Now when I look back on that girl she seems very far away. Adulthood — and certainly parenthood — has changed me significantly. I think the changes have mostly been for the better: I have more patience; I can sustain open and focused attention; I listen better; I have better systems of organization and ways to address practical matters. I developed these strengths through the crucible of practice, maturity, and parenthood.
Some traits that have come to the fore would seem alien to my younger self: I share much less about my life; I get easily overstimulated; and I feel unwilling to deal with folks whose drama-laden lives bring stress into my life. I’m quieter, more serious, more reserved, and less forgiving. I still know tons of people. However, it’s my close friends that get the intimate details of my life, and I can count those people on both hands. I can’t say whether these things are strengths or not.
I know and love more than a few introverts — including my husband and (probably) my daughter — so any discomfort I have with the idea that I might be one comes solely because I never thought of myself as one, not because I think there’s anything wrong with introversion. I’m actually rather fascinated that I could change so much. As a younger person, I came up fairly consistently as an ENTP on the Meyers-Briggs test. Now I’m an INFP or occasionally INFJ, depending on my mood. I don’t think this is solely because of the pressures of motherhood.
So this article about introverted mama Molly that turned up recently on Patheos’ Pagan Families site really resonated with me. I love that she calls herself an “ambivert.” I think that I’m one, too, because I definitely vacillate between craving social interaction and alone time. It’s common to define introversion and extroversion based on whether social contact energizes you or not. Some introverts I know dread socialization, and some extroverts can’t live without it. For me it’s not so clear. Like Molly, I love going out to see people, but afterwards I need recharge time. And since I’m also an HSP, sometimes the effort required to psych myself up for a large social gathering is too great. The exhaustion of parenthood also plays a significant role: nothing seems possible when I’m at my most tired.

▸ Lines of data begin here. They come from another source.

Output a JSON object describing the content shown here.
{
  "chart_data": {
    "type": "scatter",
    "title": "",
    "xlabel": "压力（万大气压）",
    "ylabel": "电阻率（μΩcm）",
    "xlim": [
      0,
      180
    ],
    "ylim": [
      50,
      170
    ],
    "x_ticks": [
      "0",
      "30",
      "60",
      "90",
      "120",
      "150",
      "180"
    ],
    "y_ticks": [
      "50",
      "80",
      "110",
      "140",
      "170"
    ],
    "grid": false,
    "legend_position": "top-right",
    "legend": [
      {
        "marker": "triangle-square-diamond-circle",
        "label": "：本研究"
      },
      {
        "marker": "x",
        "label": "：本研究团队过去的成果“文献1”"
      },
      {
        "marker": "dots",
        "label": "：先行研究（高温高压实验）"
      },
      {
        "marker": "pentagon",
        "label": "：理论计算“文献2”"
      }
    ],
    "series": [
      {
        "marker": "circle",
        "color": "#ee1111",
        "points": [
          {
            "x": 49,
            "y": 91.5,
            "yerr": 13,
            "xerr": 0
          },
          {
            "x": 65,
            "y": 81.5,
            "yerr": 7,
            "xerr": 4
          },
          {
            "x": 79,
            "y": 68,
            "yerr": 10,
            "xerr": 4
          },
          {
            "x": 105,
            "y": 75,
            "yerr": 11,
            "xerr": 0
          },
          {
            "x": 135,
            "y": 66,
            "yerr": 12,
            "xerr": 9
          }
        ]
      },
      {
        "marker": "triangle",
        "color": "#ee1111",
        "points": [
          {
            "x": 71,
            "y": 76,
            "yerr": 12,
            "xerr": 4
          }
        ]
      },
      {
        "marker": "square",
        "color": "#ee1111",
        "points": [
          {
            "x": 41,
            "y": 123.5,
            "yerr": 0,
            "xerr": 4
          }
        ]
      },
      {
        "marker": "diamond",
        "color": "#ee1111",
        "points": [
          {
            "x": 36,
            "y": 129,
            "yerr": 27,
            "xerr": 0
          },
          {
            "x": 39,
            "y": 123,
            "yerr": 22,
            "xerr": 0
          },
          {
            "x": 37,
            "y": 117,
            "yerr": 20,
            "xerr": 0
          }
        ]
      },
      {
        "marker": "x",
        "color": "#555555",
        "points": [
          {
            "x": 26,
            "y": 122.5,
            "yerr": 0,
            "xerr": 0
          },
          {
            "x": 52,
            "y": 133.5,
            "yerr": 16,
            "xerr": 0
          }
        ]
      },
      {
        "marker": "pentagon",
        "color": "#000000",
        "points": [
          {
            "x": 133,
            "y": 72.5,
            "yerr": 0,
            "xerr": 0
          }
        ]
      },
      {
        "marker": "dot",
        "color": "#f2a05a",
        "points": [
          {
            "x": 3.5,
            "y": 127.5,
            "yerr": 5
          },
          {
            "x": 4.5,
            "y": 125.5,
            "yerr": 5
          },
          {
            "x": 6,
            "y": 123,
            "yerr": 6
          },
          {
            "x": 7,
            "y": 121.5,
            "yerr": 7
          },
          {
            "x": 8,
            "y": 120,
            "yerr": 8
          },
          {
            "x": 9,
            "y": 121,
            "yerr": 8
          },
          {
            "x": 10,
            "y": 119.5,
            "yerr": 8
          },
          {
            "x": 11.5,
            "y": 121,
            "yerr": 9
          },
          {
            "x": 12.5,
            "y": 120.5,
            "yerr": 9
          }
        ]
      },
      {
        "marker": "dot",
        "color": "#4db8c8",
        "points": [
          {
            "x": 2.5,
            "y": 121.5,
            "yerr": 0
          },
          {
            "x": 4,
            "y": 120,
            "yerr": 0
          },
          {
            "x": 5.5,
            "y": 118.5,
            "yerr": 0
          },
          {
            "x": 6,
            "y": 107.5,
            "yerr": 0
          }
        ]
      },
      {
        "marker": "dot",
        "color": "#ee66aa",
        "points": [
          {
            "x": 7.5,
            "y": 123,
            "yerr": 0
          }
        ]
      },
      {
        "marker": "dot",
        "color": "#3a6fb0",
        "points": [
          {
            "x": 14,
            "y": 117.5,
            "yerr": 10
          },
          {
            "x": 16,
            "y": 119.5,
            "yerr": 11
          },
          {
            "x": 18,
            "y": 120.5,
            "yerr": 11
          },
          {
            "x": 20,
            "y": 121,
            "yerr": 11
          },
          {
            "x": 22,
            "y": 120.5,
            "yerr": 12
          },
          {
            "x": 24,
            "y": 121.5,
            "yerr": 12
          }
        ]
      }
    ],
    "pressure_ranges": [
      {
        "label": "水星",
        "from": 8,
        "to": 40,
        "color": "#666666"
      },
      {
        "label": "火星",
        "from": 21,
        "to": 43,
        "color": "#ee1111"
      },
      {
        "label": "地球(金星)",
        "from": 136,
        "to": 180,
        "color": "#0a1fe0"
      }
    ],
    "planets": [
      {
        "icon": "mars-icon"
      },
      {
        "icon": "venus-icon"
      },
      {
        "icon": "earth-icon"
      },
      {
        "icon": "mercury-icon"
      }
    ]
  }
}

I like that Molly recognizes that being surrounded by children (and I only have the one) can be draining. I love my daughter deeply, and yet some days being “on” all day uses all my reserves. I live with two very intense people (my daughter and my husband are a lot alike), and I definitely have moments where I want to R-U-N-N-O-F-T.
It turns out that I need time to be alone, in a place where I’m not tempted to fill the time doing chores or faffing about on the Internet. I most often find this in the car. I relish running errands alone. I am able to think while my hands and monkey mind are comfortably occupied with driving. I can listen to new music (something I find too stimulating if my kid is also playing loudly in the area). I can relax.
All of this means that I really want to read Susan Cain‘s book now.